DM Monitoring
KYIV: Ukraine’s President Volodymyr Zelenskyy on Monday condemned Russia’s overnight and early morning barrage on his country as “vile” and said it involved over 100 missiles of various types and about 100 “Shahed” drones.
Ukraine’s leader said there were deaths and dozens of injuries and that the attack caused a lot of damage to Ukraine’s energy sector. “Like most previous Russian strikes, this one was just as vile, targeting critical civilian infrastructure. Most of our regions — from the Kharkiv region and Kyiv to Odesa and our western regions,” Zelenskyy said.
The barrage began around midnight and continued beyond daybreak in what appeared to be Russia’s biggest attack against Ukraine in weeks. Russian forces fired drones, cruise missiles and hypersonic ballistic Kinzhal missiles at 15 Ukrainian regions — more than half the country, Ukraine’s Prime Minister Denys Shmyhal said Monday morning.
“The energy infrastructure has once again become the target of Russian terrorists. Unfortunately, there is damage in a number of regions,” Shmyhal said, adding that Ukraine’s state-owned power grid operator, Ukrenergo, has been forced to implement emergency power cuts to stabilize the system.
He called on Ukraine’s allies to provide Kyiv with long-range weapons and permission to use them on targets inside Russia.
“In order to stop the barbaric shelling of Ukrainian cities, it is necessary to destroy the place from which the Russian missiles are launched,” Shmyhal said. “We count on the support of our allies and will definitely make Russia pay.” According to Ukraine’s air force, there were multiple groups of Russian drones moving toward eastern, northern, southern, and central regions of Ukraine, followed by multiple cruise and ballistic missiles.
Explosions were heard in the capital, Kyiv. Power and water supplies in the city have been disrupted by the attack, Kyiv Mayor Vitali Klitschko said.
At least three people were killed — one in the western city of Lutsk, one in the central Dnipropetrovsk region and one in the partially occupied Zaporizhzhia region in the southeast, according to local officials.
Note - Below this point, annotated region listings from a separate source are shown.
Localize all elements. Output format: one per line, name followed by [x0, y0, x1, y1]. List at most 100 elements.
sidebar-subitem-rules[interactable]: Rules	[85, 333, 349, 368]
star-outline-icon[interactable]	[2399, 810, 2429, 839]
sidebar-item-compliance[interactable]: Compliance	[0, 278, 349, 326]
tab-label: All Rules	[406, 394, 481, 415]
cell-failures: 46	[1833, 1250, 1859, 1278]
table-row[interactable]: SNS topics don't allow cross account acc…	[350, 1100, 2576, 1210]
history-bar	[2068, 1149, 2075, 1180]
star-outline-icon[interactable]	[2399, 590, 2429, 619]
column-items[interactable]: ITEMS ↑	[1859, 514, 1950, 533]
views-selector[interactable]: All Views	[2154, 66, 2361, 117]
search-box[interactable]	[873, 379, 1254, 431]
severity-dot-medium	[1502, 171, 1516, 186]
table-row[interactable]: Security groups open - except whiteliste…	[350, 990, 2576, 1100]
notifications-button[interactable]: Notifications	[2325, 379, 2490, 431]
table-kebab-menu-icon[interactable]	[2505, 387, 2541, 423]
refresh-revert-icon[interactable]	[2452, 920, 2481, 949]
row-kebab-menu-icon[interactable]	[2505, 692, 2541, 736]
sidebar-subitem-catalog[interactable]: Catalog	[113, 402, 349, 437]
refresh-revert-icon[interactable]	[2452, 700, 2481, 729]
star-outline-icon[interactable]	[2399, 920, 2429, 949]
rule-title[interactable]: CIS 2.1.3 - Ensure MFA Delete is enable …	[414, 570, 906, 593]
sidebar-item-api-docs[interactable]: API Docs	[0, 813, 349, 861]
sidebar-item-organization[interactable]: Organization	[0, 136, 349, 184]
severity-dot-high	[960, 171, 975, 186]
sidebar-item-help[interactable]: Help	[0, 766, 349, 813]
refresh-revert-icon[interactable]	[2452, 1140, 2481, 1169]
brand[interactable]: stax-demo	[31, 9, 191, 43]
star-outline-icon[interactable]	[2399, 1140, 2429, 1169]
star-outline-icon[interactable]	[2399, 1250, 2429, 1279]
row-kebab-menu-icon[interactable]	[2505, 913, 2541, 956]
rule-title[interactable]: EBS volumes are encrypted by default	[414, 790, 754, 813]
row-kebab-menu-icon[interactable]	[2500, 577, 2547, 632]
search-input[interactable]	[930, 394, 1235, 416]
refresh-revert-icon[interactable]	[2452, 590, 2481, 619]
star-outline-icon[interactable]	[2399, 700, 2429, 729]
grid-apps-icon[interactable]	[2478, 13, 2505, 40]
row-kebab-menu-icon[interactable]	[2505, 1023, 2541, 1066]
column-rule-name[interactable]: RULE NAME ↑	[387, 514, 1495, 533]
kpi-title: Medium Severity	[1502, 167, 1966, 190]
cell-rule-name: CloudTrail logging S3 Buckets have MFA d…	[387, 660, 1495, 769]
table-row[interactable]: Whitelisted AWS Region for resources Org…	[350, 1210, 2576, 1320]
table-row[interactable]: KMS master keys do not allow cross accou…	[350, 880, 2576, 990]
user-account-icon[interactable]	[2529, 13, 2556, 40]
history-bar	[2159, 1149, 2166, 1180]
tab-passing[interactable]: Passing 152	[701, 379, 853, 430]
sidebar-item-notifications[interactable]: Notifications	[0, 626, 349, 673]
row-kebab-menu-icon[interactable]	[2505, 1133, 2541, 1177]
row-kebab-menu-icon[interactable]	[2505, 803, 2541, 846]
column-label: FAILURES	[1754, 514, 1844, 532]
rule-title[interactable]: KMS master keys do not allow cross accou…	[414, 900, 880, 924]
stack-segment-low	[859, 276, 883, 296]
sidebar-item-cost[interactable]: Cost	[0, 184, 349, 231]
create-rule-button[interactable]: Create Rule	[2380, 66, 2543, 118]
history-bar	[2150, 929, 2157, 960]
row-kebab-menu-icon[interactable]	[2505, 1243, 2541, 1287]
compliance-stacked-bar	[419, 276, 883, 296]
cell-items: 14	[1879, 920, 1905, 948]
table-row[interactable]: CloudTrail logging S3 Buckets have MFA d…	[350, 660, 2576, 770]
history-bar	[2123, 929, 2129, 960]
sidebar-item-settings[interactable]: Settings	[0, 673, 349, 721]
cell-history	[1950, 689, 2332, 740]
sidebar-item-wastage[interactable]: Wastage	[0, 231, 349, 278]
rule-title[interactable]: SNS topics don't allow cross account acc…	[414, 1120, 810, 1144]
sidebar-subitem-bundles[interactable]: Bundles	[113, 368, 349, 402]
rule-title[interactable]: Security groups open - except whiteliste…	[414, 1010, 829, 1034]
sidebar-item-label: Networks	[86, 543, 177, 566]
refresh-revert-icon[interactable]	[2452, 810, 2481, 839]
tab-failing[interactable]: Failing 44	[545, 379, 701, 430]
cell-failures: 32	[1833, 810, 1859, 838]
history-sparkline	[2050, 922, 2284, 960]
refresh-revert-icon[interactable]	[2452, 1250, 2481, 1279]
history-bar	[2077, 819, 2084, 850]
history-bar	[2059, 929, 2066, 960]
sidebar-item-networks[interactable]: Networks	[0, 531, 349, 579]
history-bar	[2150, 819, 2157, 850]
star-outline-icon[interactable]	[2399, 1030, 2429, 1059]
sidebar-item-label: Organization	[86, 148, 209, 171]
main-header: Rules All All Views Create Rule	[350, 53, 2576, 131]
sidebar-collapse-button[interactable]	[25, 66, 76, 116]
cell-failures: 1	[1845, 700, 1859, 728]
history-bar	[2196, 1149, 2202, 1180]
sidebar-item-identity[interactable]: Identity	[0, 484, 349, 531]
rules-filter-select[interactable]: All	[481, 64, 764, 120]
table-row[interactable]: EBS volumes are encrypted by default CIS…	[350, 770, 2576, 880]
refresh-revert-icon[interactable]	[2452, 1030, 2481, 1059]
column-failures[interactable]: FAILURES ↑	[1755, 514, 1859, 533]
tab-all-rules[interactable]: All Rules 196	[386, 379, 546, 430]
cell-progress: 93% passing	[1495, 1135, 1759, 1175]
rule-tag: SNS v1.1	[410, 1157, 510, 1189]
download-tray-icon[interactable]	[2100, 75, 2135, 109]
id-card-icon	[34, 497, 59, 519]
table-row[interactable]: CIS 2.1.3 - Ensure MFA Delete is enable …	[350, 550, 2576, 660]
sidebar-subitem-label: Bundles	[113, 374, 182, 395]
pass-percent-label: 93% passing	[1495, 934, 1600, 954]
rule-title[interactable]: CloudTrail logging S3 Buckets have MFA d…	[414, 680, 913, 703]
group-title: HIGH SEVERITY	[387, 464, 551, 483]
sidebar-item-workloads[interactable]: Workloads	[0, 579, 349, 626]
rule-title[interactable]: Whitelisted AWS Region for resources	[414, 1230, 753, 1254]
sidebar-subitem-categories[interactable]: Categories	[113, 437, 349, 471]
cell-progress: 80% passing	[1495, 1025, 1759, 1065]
Thirteen others were wounded — one in the Kyiv region that surrounds the Ukrainian capital, five in Lutsk, three in the southern Mykolaiv region and four in the neighboring Odesa region.
Blackouts and damage to civilian infrastructure and residential buildings were reported across the country, from the region of Sumy in the east, to the Mykolaiv and Odesa regions in the south, to the region of Rivne in the west.
In Sumy, a province in the east that borders Russia, local administration said that 194 settlements were in a full power blackout, while 19 others had a partial blackout.
Ukraine’s private energy company, DTEK, introduced emergency blackouts, saying in an online statement that “energy workers throughout the country work 24/7 to restore light in the homes of Ukrainians.”
In the wake of the barrage and the power cuts, regional officials all across Ukraine were ordered to open “points of invincibility” — shelter-type places where people can charge their devices and get refreshments during energy blackouts, Prime Minister Shmyhal said. Such points were first opened in Ukraine in the fall of 2022, when Russia targeted the country’s energy infrastructure with weekly barrages.
In neighboring Poland, the military said Polish and NATO air defenses were activated in the eastern part of the country as a result of the attack.
In Russia, in the meantime, officials reported a Ukrainian drone attack overnight and on Monday morning.
Four people were injured in Russia’s central region of Saratov, where drones hit residential buildings in two cities. One drone crashed into a residential high-rise in the city of Saratov, and another hit a residential building in the city of Engels, home to a military airfield that had been attacked before, local officials said.
Russia’s Defense Ministry said that a total of 22 Ukrainian drones were intercepted overnight and in the morning over eight Russian regions, including the Saratov and Yaroslavl regions in central Russia.